29 luglio 2010 Nadia Pezzin

Related AdWords Ads: gli annunci ‘cattivi’ di Google

Recentemente Google sta testando (in versione beta) i related ads, ulteriori annunci inseriti all’interno del listing dei risultati a pagamento. Per una ricerca su Google UK della keyword “london parking” infatti è comparso, in basso a destra, appena sotto gli annunci sponsorizzati, un blocco di annunci extra che normalmente non compare e che viene identificato come correlato alla ricerca di “cheap london city airport parking“.

Ricerca per “london parking”

Non è chiaro, per ora, in base a quali criteri venga visualizzata questa tipologia di annunci: potrebbe trattarsi delle search query più popolari oppure quelle che vengono effettuate subito dopo la principale, o ancora sulla base del meccanismo della corrispondenza estesa. Sicuramente, l’obiettivo di Google è quello di massimizzare la revenue degli annunci, oltre che di distribuire risorse utili agli utenti. Big G afferma infatti che potrebbero apparire dei risultati che affinano la ricerca, ma anche che questa feature consentirà agli inserzionisti di raggiungere un target ancora più ampio.

Prima, ricercando uno specifico marchio, si ottenevano annunci con il brand cercato intervallati occasionalmente da competitors. Ora, invece, i related ads riportano anche marchi alternativi (di diretti concorrenti) che l’utente potrebbe considerare nella sua ricerca. Sono stati così ribattezzati da Rod Hull, in un thread del Search Engine Watch Forum, come annunci “cattivi”.

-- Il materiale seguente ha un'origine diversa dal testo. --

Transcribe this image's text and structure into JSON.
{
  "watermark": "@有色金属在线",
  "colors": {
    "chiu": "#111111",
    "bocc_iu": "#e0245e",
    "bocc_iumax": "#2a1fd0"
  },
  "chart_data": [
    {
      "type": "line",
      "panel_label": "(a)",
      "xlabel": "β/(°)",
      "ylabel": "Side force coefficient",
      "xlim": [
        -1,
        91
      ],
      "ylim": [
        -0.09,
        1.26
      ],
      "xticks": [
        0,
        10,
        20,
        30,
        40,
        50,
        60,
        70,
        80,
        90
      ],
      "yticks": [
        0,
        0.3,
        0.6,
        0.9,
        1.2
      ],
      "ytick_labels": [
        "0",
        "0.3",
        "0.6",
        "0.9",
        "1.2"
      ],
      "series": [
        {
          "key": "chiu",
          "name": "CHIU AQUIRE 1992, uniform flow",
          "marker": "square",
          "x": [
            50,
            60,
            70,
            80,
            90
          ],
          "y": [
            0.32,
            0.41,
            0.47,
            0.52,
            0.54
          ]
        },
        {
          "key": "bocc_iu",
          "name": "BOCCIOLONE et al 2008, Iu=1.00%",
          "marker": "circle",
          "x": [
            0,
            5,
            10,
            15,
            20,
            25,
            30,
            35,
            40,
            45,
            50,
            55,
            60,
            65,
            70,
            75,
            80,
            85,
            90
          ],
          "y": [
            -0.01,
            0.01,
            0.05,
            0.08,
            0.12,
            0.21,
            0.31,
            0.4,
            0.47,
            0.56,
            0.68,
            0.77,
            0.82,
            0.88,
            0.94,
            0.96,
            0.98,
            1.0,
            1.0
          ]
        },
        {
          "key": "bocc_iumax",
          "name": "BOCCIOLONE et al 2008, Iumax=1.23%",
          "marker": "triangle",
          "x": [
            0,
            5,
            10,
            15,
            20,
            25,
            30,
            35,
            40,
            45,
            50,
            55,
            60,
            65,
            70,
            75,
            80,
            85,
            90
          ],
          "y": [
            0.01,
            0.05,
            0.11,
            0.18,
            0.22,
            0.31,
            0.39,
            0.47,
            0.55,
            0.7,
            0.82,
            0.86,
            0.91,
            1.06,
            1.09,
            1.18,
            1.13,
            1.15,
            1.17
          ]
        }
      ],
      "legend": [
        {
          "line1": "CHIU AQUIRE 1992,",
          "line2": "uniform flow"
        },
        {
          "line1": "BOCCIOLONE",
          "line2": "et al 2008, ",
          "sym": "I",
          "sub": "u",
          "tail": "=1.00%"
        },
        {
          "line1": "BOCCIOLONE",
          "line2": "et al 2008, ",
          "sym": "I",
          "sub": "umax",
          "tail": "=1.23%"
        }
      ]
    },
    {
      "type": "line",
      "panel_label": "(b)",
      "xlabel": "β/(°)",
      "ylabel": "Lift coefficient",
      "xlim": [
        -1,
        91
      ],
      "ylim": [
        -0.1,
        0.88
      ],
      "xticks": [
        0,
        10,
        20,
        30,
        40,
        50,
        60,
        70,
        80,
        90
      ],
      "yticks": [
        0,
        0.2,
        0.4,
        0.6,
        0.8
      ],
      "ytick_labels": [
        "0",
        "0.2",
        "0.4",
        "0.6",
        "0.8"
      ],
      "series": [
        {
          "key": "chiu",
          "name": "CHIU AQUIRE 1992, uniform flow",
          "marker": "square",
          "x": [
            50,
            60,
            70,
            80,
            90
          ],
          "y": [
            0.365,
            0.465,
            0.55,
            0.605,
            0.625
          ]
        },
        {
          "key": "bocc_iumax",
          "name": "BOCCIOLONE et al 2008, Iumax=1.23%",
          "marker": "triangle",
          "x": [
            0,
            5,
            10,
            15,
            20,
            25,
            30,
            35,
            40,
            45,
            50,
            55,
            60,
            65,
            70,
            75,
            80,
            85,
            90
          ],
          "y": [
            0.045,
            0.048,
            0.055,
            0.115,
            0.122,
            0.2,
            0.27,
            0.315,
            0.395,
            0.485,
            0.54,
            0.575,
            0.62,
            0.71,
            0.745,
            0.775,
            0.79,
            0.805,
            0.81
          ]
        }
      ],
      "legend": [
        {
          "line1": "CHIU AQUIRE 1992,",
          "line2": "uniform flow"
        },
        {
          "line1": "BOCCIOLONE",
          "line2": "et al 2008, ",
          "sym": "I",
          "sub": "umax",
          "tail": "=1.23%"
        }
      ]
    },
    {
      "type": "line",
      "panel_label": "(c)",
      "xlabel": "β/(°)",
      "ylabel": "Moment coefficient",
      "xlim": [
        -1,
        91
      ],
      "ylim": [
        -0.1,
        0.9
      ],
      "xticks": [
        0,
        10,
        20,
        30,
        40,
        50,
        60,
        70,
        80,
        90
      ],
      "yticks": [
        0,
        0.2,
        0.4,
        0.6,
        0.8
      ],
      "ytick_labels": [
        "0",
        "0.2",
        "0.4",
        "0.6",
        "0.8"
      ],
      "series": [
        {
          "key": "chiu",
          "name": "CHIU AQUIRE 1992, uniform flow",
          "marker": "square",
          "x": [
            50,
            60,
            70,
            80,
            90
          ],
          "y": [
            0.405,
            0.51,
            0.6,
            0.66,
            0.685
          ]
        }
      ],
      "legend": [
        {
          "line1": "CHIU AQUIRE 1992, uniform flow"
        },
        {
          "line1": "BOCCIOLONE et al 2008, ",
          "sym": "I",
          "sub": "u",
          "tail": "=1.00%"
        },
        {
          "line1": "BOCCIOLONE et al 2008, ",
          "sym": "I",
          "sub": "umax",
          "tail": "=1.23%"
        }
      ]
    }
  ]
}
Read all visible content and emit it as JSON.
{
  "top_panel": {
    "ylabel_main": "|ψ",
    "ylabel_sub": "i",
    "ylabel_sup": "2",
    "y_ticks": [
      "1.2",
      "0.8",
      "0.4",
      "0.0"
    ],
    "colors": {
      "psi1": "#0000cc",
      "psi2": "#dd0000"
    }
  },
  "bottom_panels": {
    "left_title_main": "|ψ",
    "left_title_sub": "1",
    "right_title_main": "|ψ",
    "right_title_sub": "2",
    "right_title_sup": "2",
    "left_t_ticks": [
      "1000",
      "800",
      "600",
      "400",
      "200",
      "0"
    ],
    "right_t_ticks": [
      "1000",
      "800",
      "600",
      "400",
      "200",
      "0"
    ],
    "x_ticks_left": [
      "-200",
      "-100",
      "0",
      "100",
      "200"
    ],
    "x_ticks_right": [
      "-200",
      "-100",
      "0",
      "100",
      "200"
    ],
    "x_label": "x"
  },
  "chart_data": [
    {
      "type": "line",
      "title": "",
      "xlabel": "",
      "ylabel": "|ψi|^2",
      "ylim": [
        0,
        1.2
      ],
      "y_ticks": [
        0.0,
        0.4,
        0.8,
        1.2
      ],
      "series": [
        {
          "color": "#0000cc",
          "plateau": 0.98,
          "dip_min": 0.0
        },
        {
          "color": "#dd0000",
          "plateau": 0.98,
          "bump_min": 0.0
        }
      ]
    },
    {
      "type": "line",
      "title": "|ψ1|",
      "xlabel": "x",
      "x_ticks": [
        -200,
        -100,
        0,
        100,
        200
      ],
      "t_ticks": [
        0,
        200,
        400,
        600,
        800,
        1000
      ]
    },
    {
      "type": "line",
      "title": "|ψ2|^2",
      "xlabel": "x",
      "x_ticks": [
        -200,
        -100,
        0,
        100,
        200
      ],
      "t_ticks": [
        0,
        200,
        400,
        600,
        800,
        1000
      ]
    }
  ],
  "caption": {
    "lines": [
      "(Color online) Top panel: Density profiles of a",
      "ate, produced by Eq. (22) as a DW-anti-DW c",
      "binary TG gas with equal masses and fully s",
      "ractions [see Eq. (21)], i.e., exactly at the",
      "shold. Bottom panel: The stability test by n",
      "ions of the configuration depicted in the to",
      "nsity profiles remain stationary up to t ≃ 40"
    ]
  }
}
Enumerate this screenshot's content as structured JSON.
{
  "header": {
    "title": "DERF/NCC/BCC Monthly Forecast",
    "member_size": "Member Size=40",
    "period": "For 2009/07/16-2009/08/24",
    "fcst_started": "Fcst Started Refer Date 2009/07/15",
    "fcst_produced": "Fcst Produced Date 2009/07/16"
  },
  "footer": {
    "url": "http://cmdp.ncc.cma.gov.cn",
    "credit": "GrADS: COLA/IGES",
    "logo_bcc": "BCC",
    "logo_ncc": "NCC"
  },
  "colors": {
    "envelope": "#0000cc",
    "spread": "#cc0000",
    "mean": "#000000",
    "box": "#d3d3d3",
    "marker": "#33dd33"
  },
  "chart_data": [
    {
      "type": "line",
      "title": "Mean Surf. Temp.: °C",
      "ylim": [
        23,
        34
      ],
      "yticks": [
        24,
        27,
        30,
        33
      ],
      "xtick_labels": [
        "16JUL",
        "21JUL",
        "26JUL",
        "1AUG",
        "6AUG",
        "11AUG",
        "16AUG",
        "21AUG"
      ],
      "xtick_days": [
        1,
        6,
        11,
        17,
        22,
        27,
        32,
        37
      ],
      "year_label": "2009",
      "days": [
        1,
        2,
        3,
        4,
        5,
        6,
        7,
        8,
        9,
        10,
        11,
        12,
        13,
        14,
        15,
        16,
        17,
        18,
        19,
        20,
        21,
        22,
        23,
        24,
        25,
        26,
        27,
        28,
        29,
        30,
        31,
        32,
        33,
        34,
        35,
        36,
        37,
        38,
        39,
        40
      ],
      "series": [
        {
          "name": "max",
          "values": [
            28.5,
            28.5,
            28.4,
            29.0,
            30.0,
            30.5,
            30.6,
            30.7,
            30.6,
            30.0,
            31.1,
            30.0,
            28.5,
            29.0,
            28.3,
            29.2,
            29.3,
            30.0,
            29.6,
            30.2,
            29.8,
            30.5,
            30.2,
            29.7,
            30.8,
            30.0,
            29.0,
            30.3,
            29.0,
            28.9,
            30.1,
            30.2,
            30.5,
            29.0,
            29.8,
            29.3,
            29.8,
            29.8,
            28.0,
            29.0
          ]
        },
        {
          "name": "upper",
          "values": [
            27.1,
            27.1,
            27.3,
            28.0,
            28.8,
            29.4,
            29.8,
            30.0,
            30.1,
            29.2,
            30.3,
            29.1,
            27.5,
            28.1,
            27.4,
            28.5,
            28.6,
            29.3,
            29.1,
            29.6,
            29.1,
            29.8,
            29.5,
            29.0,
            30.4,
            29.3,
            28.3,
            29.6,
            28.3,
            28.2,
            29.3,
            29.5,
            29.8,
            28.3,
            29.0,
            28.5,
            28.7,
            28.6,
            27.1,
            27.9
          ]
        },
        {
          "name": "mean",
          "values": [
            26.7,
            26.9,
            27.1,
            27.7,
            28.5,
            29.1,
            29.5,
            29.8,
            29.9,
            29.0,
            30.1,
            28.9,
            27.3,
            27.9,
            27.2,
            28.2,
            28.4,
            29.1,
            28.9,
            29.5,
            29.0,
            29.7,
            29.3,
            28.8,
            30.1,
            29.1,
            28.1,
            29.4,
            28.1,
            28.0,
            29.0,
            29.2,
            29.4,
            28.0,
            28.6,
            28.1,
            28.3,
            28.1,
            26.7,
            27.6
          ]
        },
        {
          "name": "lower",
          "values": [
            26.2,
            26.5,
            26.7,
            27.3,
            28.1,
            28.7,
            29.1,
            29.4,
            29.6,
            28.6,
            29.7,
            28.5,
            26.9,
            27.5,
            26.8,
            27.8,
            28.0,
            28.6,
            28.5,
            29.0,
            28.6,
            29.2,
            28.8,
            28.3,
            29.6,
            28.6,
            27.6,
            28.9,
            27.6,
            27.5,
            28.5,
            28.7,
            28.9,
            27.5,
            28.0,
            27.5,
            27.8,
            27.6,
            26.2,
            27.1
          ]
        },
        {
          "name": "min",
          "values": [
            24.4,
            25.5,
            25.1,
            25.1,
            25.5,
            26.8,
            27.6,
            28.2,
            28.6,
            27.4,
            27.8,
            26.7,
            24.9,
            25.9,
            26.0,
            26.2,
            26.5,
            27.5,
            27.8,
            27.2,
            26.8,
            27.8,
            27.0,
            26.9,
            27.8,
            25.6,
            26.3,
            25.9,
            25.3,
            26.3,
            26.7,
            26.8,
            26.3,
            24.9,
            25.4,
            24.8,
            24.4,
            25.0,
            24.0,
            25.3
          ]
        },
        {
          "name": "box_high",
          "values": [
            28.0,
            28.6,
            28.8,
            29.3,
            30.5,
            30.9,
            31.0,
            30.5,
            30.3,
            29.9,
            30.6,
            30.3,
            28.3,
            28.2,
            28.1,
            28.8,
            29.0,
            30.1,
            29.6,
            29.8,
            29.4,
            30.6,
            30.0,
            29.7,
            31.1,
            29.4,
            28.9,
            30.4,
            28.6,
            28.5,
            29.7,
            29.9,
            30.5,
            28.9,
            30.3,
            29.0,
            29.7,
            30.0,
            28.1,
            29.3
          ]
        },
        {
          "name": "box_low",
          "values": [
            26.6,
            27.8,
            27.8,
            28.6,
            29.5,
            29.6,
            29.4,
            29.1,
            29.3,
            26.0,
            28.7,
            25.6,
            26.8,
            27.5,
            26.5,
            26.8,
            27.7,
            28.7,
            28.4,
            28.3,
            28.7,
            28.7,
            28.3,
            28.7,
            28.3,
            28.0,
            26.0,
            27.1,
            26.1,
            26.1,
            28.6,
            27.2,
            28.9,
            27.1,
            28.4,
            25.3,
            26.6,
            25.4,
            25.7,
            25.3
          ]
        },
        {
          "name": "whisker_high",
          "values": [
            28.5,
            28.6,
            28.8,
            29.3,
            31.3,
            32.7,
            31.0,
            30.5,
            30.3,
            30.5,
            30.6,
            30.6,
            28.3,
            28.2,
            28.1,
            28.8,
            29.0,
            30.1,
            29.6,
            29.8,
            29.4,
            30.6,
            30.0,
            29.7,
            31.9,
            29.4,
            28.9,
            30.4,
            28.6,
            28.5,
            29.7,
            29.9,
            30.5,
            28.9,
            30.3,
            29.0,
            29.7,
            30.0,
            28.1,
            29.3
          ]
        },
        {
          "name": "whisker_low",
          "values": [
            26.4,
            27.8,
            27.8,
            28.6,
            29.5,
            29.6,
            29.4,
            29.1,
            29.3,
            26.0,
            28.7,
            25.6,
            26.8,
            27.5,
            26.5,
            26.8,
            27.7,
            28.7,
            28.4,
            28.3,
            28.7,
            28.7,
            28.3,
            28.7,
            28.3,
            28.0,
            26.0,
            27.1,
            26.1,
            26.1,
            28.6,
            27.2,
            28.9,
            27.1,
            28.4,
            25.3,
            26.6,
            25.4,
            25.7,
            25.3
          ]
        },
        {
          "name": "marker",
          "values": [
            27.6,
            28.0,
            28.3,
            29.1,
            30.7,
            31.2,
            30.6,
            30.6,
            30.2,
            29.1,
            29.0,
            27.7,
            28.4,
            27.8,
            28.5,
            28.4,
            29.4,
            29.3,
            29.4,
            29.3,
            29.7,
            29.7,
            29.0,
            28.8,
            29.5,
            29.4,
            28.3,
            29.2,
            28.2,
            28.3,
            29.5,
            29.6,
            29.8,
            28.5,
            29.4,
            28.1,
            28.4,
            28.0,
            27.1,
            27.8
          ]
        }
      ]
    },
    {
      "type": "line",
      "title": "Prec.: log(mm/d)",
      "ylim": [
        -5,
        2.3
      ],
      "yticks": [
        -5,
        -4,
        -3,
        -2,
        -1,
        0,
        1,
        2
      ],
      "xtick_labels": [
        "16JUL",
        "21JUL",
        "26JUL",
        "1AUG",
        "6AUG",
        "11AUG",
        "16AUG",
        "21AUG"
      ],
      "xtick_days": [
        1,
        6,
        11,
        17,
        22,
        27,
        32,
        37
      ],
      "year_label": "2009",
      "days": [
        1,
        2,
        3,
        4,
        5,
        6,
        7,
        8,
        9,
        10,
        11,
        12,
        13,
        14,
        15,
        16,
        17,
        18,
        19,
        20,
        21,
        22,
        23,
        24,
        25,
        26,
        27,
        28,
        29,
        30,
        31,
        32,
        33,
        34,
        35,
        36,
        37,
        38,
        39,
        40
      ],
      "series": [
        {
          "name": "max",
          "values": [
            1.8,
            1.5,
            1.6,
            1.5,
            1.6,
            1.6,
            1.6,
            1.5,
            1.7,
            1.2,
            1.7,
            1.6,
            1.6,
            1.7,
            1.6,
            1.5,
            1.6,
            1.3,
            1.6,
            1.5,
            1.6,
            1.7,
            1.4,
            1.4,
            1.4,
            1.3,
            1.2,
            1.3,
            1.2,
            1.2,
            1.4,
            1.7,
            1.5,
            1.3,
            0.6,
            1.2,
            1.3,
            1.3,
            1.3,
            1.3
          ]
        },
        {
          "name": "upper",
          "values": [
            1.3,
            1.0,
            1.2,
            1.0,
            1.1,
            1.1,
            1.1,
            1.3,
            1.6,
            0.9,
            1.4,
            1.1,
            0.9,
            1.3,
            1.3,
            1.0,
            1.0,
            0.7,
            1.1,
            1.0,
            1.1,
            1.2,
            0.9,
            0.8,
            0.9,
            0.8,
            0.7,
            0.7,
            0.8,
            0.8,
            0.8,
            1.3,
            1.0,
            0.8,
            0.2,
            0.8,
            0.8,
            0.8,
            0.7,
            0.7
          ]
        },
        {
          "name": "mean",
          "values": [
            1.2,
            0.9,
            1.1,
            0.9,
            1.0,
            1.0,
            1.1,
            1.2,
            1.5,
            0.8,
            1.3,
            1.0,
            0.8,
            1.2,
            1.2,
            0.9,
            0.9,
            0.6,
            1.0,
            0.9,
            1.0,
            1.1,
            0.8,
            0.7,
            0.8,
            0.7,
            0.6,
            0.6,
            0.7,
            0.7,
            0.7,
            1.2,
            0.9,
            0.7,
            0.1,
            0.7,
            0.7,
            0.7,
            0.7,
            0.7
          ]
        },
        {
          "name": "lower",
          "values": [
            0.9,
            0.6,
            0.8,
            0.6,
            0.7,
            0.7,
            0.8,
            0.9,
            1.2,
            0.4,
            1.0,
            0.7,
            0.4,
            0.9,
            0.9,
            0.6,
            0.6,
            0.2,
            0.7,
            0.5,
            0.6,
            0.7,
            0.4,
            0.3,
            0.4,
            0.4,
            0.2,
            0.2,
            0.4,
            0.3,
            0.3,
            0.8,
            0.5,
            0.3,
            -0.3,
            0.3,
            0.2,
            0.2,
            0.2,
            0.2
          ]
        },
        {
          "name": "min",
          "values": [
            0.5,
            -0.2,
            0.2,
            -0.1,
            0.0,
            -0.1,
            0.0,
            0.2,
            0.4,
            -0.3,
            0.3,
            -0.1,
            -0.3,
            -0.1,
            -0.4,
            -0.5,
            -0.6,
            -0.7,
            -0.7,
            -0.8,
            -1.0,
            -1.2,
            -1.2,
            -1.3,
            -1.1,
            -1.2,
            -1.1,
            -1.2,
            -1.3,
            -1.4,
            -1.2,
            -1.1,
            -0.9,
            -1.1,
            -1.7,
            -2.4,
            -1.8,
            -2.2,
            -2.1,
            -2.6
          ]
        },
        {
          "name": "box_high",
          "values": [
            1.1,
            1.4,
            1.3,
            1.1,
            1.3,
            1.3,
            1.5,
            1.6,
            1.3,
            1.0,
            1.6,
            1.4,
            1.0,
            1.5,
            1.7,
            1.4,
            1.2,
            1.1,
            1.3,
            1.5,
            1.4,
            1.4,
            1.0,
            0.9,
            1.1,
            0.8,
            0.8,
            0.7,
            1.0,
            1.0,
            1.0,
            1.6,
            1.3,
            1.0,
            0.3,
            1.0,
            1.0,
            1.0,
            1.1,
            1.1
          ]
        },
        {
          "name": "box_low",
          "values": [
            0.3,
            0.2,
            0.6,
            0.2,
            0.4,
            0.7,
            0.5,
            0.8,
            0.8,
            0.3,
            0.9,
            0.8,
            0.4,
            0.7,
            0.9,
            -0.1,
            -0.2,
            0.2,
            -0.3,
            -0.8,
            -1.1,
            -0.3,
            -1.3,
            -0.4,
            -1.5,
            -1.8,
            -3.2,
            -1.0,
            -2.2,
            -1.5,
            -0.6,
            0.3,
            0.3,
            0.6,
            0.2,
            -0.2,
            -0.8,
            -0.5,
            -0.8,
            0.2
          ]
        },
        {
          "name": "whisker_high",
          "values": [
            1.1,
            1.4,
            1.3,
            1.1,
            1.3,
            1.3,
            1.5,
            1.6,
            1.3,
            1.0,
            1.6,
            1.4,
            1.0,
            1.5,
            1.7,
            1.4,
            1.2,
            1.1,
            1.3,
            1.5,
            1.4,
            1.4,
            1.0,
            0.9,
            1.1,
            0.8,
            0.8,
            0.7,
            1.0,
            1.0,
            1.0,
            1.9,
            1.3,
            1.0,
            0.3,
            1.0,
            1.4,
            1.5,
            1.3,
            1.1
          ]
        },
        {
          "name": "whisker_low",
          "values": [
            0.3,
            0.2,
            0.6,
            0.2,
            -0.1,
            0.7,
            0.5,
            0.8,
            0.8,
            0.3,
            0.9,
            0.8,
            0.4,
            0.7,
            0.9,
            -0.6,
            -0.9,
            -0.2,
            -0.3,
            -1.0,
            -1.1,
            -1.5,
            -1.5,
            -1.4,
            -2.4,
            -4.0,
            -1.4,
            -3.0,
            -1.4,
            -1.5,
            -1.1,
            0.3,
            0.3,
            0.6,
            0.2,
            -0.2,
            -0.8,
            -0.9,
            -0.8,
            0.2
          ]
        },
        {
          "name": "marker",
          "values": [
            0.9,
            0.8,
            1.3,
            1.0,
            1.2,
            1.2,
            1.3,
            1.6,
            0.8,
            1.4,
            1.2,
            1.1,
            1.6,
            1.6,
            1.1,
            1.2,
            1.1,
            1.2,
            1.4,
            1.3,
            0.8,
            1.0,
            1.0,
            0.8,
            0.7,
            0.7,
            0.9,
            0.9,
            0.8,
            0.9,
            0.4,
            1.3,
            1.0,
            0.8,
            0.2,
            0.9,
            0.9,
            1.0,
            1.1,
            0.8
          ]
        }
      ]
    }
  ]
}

Il broad match permette infatti di raggiungere una target audience più ampia, ma in questo caso gli annunci vengono mostrati  anche se gli inserzionisti non hanno targetizzato la campagna con i nomi dei competitor…ora ci pensa direttamente Google a farlo!

Non è ancora chiaro ancora in base a quale criterio vengano scelti alcuni brand e non altri.  Effettuando alcune ricerche per la keyword “Barratts shoes“, ad esempio, Google suggerisce i nomi di alcuni tra i principali competitor nella barra laterale dedicata ai related ads, come Dune, Clarks e Dolcis. A queste si devono poi aggiungere le ricerche correlate suggerite a fondo pagina, che comprendono anche altri competitor, come ad esempio Next e New Look.

Quali scenari si possono aprire per Google, per gli inserzionisti e per gli utenti nel caso in cui questo ‘esperimento’ si trasformasse in qualcosa di definitivo?

Se Google sicuramente vedrà aumentare la propria revenue grazie ad un incremento del numero di click, quali potranno essere le conseguenze per gli inserzionisti in termini di click through rate e conversioni? Quali saranno gli effetti sulle performance delle campagne visto che Google incoraggia gli utenti a considerare prodotti similari offerti da brand concorrenti?
Cambierà il comportamento di ricerca degli utenti, che potrebbero utilizzare il search di uno specifico brand con l’obiettivo di individuare tutti i potenziali competitors?

E’ difficile ad oggi valutare quali potranno essere i possibili sviluppi, anche in  termini legali.  Una volta che il processo sarà ufficiale potremmo effettivamente vedere quali saranno gli effetti e che possibilità di influenza ci saranno da parte degli inserzionisti su questi annunci. La curiosità è sicuramente tanta.